İyi düşünüp taşınmadan ön yargıyla verilen kararlar, düzeltilmesi zor zararlara, hatta felaketlere neden olur. İşi yapmadan, sözü söylemeden düşünmek gerekir. İşi yaptıktan, sözü söyledikten sonra düşünmenin veya pişmanlığın, keşke demenin yararı yoktur. Sözü söyleyene kadar söze siz hakimken, söyledikten sonra size söz hakim olur.
Öngörüyle olacaklar önceden görülür ve tedbir alınır. Öngörü meziyettir. Göz olanı, akıl olacağı görür. Strateji öngörü gerektirir. Fırsat ve tehditleri bir arada görmeyi sağlar. Fırsatlardan yararlanılırken tehditlere karşı tedbir alma imkanı verir.Bindiği dalı kesenin düşeceğini söylemek ön yargı değil; öngörüdür.
Ön yargıyla ilgili iki öykü:
Hava alanı dükkanından kitap, gazete ve bir paket kurabiye alan kadın, uçağı beklemek üzere bir kanepeye oturur. Kitap okuduğu sırada yanında oturan adamın aralarında duran kurabiyeden cüretkar bir şekilde yediğini ve bunu paket bitene kadar sürdürdüğünü görür. Bir taraftan kadın bir taraftan adam kurabiyeleri bitirdiğinde son kurabiyeye birlikte uzanırlar. Adam son kurabiyeyi ortadan ikiye bölerek yarısını kadına verir, diğer yarısını da kendisi alır. Kadın, ‘pişkinliğin, yüzsüzlüğün bu kadarına da pes doğrusu’ der içinden.
Adamın yüzsüzlüğü ve nezaketsizliğinden kadının öfkesi dayanılmaz bir hal aldığında, uçağın da kalkış saati gelmiştir. Kadın apar topar toplanır bu kurabiye hırsızına haddini de dersini de vermek istediği halde veremeden uçağa biner, kitabı almak için çantasını açtığında bir de ne görsün, kendi kurabiyesi çantada. Beraber yedikleri kurabiye adamın kurabiyesiymiş meğer. Kurabiye hırsızı adam değil kendisiymiş.
İkinci öykü:
Uzaklarda bir dağ köyünde, kocası, çocuğu doğmadan ölmüş, tek başına yaşayan hamile bir kadın, kendisine arkadaş olması için dağda yaralı olarak bulduğu bir gelinciği evinde beslemeye başlar. Gelincik kadının yanından bir an bile ayrılmaz, her ne kadar evcil bir hayvan olmasa da, gelincik uysallaşmış.

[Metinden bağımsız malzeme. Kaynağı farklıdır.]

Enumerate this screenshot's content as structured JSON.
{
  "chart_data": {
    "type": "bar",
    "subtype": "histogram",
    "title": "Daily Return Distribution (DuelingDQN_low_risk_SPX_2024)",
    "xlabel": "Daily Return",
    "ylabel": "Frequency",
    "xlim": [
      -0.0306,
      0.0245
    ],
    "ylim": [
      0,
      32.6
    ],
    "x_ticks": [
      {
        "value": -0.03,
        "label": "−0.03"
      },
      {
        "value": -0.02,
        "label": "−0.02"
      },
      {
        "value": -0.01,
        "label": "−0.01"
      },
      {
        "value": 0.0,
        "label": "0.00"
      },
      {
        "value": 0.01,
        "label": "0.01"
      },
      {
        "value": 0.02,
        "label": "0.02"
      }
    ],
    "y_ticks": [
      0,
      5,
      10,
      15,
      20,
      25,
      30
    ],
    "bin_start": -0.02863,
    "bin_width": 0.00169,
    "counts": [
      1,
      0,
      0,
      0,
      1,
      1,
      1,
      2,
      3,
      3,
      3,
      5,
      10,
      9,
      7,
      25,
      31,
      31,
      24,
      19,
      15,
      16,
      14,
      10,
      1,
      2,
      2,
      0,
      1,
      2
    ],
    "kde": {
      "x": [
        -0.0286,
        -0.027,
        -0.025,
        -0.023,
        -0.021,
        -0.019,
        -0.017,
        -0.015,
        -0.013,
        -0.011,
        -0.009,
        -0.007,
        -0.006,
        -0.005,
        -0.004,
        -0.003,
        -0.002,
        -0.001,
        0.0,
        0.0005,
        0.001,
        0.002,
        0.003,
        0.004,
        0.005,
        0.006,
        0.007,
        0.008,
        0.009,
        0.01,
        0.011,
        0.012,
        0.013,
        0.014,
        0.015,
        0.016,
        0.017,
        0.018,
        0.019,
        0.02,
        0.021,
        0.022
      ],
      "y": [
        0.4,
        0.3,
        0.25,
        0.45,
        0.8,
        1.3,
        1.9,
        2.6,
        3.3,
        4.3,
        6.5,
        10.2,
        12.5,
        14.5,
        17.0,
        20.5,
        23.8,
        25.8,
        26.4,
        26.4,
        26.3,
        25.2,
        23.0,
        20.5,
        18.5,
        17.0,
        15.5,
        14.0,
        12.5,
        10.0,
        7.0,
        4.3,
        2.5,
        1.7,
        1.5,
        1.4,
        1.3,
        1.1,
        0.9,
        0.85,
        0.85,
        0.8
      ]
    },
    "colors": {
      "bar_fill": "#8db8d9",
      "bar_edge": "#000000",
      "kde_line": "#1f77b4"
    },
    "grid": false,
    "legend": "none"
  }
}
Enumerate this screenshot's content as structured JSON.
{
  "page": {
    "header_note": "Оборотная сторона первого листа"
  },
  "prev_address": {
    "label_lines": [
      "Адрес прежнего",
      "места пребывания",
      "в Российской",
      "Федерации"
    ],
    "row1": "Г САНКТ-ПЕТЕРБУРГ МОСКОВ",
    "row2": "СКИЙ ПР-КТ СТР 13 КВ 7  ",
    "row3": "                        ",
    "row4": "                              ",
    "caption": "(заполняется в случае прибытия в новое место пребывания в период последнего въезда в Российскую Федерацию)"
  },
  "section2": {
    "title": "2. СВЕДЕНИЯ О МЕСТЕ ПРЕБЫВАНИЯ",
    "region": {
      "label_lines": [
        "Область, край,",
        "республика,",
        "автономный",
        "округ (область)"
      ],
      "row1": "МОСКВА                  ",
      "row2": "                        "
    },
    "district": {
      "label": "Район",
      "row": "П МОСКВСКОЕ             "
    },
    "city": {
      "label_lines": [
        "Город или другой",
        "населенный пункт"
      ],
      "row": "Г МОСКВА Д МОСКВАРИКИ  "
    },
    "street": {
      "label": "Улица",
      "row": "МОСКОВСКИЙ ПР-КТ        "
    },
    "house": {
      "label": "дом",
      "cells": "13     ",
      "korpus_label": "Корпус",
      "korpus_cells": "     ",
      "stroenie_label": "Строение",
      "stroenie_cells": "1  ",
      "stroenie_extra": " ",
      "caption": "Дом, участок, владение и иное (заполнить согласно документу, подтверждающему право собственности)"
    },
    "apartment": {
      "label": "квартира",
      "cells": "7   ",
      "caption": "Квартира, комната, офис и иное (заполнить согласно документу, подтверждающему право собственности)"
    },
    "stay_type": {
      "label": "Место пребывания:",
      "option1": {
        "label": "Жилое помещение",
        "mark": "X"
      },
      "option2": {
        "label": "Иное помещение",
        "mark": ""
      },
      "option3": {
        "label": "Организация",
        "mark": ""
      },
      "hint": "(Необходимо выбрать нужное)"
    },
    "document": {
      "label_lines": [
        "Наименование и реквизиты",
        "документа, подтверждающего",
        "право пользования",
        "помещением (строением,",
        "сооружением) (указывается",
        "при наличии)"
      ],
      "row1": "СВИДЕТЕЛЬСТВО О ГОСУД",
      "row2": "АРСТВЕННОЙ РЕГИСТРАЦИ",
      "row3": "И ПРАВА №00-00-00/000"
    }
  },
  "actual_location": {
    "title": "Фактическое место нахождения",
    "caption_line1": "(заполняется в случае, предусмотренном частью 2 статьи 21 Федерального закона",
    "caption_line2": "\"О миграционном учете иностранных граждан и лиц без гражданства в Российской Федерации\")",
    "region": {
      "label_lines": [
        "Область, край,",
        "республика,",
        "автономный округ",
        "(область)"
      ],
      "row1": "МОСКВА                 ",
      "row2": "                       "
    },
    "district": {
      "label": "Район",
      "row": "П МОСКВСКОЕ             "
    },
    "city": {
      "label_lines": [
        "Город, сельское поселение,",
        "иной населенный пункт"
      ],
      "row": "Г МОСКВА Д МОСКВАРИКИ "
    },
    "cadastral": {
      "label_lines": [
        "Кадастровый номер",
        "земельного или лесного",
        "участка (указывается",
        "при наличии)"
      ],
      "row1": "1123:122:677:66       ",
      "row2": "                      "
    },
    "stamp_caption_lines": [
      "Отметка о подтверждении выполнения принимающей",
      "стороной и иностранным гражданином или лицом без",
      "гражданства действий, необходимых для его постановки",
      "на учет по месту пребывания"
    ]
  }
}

Kadın bir gün birkaç dakikalığına da olsa, yeni doğan bebeği gelincikle beraber evde yalnız bırakmak zorunda kalır. Az zaman sonra anne eve geri döndüğünde, gelinciği ve kanlı ağzını görür. Anne çıldırmışcasına gelinciğe saldırır ve oracıkta gelinciği öldürür. Tam o sırada içerdeki odadan bir bebeğin sesi duyulur. Anne odaya yönelir ve odada beşiği, beşiğin içindeki bebeği ve bebeğin yanında duran parçalanmış yılanı görür.